There are two functions plot.gene()
and plot.gene.bat()
in R file [Tools.R] that can be used to make plots of isoform abundances for given genes. plot.gene()
plots one gene specified by the argument gene
and output the figure to a given graphic device. plot.gene.bat()
plots a series of genes by assigning a vector of gene names to the argument gene
in the function. The following command will create the plots for the 14 genes that passed the Type 1 screening test and output the results to a pdf file demo_figure.pdf.
load(file="data/data4demo.RData")
plot.gene.bat(data=data, gene=rownames(sig.res1), xlim=c(-0.2, 2.3), lwd=3, isoform.id.opt=1, Phenotype="Tumor Status", file="demo_figure.pdf", pPanel=c(2, 2), width=7, height=9, y.lab=c("Free of Cancer", "Not"))
## png
## 2
Next we make the isoform plots for two genes LIFR and HNRNPA2B1 using function plot.gene()
.
par(mfrow=c(1, 2))
dat<-plot.gene(data=data, gene="LIFR", Phenotype="Tumor Status", xlim = c(-0.05, 1.5), isoform.id.opt=1)
dat<-plot.gene(data=data, gene="HNRNPA2B1", Phenotype="Tumor Status", xlim = c(-0.05, 1.5), isoform.id.opt=1)

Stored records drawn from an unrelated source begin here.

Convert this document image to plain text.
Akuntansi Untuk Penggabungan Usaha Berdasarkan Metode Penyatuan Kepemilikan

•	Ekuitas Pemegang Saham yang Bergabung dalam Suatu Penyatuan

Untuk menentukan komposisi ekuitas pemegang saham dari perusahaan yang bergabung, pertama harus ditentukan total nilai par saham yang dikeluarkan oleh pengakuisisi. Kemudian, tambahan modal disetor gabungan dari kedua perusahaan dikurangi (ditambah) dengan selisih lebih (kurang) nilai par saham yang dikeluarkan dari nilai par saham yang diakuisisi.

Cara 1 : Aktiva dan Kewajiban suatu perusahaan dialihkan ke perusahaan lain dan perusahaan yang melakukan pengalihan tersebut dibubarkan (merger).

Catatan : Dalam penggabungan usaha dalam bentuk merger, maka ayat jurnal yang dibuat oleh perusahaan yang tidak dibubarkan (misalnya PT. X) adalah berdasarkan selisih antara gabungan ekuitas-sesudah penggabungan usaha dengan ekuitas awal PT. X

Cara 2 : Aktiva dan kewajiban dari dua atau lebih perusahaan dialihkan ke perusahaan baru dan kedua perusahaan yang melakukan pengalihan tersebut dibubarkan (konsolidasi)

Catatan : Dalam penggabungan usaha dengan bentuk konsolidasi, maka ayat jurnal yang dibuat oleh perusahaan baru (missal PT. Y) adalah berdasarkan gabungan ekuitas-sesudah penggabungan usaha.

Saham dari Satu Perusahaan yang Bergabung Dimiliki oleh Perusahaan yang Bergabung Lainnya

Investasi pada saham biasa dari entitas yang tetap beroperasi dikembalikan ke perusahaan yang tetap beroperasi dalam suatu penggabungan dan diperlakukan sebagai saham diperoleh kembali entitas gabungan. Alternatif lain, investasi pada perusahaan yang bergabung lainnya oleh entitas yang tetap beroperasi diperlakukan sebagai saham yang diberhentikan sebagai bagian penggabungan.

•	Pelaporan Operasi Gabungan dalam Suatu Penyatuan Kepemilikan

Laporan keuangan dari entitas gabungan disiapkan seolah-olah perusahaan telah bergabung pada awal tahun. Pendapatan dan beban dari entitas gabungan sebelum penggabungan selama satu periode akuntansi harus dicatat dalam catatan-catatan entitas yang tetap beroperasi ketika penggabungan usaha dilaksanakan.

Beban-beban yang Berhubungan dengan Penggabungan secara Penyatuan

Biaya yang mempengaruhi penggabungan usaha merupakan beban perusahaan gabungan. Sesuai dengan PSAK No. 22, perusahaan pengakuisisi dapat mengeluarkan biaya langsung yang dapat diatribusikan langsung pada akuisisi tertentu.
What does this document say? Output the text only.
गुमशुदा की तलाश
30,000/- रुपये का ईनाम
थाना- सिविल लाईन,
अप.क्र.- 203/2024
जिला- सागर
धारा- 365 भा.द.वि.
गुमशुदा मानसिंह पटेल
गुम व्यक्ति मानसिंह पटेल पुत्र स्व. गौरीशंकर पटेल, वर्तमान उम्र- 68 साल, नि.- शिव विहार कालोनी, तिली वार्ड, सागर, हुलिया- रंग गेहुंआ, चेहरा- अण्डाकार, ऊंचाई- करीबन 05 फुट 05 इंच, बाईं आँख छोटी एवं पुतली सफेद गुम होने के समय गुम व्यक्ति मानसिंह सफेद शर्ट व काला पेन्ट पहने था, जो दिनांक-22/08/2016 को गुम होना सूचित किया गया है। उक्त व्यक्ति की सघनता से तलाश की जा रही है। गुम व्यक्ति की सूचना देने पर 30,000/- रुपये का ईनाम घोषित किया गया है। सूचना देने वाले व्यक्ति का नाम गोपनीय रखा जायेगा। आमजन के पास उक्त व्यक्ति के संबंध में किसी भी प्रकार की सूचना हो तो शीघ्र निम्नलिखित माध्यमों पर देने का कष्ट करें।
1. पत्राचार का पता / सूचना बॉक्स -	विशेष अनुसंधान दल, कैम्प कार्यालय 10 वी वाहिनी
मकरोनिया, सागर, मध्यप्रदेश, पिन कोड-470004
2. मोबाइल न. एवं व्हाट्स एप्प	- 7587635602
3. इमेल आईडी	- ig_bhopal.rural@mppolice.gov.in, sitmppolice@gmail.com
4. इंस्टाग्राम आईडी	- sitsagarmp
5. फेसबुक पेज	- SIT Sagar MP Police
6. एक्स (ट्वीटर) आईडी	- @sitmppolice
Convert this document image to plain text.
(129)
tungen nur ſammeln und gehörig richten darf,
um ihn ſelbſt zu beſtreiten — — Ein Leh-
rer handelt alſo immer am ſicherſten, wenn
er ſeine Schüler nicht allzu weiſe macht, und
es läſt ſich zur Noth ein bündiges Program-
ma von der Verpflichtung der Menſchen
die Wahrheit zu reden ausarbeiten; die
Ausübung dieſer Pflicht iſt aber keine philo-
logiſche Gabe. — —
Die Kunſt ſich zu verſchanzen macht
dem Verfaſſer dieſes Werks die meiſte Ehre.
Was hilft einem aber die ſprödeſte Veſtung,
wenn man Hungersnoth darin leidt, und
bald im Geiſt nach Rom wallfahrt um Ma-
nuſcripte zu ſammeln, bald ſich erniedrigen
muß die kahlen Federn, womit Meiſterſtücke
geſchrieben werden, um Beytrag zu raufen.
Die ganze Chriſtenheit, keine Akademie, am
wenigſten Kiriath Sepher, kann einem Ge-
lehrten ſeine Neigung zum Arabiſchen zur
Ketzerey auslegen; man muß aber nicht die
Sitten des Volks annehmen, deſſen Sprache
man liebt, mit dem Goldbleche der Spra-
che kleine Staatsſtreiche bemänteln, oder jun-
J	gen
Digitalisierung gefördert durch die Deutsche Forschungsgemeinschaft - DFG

Gene LIFR is a typical gene that passed the Type 1 screening test but the Type 2 screening test. Form the plot of the gene we see that there is a parallel pattern; all the three isoforms of the genes are up-regulated in patients who are free of cancer and down-regulated in patients who are not. There is no evidence for the differential splicing or isoform switches. On the other hand, gene HNRNPA2B1 passed both screening tests. We see an interaction pattern, where some of the isoforms are up-regulated in patients who are free of cancer and down-regulated in patients who are not while other isoforms are opposite. There might be isoform switching events for this gene.
We present this tutorial as a companion to the manuscript submitted for publication to PLOS ONE. The tutorial shows step by step how to identify genes that have differentially expressed/spliced isoforms using the R functions that we provided in the R file Tools.R. When users have a need to analyze their own data using our proposed methods they only need to prepare the data in the format as describted in Section Data set and Data Format. All of the analyses can be easily done by following the example presented in the tutorial. However, some modifications may still be required to improve the algorithms. We welcome the feedback from all the users who are interested in our approach.